The WTO disciplines on agriculture and textiles form a crucial part of international trade rules, especially for developing countries. Since 2005, textiles follow general WTO rules, while agriculture continues under the detailed Agreement on Agriculture (AOA). Understanding market access, domestic support, and export competition is essential for students preparing for exams and anyone studying global trade policies.
While textiles moved to general WTO rules from 2005, agriculture continues to have dedicated rules under the Agreement on Agriculture (AOA). These rules regulate market access, domestic support, and export competition for member countries.
The agriculture sector, historically under soft GATT rules, is now strictly regulated under the Agreement on Agriculture covering market access, domestic support, and export competition.

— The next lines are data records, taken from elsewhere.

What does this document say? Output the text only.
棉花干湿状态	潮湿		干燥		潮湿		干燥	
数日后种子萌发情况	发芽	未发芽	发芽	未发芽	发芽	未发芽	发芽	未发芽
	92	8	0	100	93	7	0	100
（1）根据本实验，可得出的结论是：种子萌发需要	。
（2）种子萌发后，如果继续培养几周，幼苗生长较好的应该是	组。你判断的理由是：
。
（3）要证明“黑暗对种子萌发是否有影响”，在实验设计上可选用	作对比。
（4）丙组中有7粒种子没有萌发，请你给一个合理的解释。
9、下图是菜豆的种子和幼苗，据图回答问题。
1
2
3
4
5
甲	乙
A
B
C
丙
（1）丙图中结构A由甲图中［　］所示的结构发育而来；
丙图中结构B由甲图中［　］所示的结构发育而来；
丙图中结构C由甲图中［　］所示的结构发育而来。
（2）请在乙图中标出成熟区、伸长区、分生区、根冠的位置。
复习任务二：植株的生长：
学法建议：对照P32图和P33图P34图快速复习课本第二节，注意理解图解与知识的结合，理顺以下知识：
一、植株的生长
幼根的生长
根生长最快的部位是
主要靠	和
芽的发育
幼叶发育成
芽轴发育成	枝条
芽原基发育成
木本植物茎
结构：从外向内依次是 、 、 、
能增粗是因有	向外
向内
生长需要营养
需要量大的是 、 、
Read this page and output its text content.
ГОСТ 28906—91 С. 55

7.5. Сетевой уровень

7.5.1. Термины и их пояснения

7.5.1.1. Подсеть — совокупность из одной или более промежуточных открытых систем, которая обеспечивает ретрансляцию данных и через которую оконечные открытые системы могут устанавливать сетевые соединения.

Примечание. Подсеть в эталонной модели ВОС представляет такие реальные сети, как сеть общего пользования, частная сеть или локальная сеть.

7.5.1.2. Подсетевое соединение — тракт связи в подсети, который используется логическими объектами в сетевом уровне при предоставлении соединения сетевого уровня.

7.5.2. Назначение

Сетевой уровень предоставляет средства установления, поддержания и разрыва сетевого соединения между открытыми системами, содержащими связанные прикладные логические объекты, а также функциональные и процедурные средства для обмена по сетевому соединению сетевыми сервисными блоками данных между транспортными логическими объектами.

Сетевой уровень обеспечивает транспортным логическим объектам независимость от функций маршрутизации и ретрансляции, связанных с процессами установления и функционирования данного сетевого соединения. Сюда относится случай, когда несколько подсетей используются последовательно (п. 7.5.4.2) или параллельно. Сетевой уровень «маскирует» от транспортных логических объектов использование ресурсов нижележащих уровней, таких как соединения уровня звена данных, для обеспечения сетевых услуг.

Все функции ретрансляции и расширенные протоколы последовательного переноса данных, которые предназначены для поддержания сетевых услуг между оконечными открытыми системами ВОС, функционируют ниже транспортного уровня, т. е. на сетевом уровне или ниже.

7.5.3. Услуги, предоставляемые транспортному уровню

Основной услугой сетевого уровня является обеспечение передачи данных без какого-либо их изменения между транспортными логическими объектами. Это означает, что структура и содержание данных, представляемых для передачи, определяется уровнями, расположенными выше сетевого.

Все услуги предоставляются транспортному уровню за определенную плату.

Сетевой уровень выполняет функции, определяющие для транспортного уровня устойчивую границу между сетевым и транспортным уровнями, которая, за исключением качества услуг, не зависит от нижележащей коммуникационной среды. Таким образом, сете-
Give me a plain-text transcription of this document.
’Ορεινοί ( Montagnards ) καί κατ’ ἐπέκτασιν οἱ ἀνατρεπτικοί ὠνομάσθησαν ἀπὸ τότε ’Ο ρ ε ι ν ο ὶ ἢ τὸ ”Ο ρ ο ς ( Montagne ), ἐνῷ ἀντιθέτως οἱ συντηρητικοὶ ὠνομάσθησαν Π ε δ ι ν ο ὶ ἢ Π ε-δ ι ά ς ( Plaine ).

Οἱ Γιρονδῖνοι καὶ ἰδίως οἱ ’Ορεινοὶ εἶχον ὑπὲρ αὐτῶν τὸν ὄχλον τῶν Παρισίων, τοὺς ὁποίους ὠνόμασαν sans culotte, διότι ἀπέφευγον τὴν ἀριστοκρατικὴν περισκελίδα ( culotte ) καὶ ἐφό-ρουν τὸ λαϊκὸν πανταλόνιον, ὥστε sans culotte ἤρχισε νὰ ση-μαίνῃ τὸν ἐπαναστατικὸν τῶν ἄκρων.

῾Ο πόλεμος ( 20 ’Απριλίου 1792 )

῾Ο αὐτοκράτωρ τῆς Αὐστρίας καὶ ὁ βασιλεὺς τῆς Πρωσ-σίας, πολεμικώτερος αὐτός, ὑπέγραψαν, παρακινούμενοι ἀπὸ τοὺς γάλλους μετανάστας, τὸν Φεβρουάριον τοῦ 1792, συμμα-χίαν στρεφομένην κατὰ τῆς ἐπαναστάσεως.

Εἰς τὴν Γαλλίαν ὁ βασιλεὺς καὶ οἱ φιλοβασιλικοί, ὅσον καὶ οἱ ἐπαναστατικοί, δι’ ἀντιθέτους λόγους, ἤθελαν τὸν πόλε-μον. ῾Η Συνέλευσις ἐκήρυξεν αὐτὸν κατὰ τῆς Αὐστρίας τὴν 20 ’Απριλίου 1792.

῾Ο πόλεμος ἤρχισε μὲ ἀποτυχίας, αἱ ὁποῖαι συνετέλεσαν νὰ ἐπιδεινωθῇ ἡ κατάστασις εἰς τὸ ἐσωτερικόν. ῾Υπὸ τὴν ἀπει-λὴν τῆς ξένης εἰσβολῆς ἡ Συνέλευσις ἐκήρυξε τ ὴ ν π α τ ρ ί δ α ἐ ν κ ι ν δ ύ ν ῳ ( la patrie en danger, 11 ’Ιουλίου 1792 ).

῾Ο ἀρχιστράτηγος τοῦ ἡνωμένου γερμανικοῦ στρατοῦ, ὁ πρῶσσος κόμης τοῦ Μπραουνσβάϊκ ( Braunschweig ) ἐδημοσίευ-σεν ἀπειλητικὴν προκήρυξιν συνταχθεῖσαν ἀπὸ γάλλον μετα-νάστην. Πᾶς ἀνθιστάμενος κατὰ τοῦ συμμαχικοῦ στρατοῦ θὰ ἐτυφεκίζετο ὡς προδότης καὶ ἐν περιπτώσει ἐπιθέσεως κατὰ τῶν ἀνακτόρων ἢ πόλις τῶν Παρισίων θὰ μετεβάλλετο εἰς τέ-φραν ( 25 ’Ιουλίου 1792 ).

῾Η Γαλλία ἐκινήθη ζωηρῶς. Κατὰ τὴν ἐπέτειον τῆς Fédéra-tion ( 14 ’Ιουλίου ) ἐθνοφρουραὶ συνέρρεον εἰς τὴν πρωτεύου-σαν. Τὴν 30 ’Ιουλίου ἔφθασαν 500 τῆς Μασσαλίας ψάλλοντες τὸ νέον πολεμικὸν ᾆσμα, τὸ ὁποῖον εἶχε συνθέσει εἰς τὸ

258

Market access rules require countries to replace non-tariff measures with equivalent tariffs, ensuring predictable trade flows. All countries, including developing and least-developed nations, must bind tariffs on agricultural items, which is stricter than for industrial goods.
Domestic support or subsidies are categorized under AOA as reducible or non-reducible. These mainly benefit developed countries and are under continuous negotiation for stricter disciplines to ensure fair competition in international trade.
Export subsidies are financial supports provided to exporters through direct payments, export credits, or food aid, primarily by developed countries. The WTO has mandated the elimination of these subsidies to promote fair global competition.
The WTO disciplines on agriculture and textiles ensure structured trade while addressing domestic protection. Agriculture is tightly regulated under the Agreement on Agriculture (AOA), covering market access, domestic support, and export competition. Textiles follow general WTO rules since 2005. Understanding these rules is vital for students preparing for exams and anyone studying international trade policies.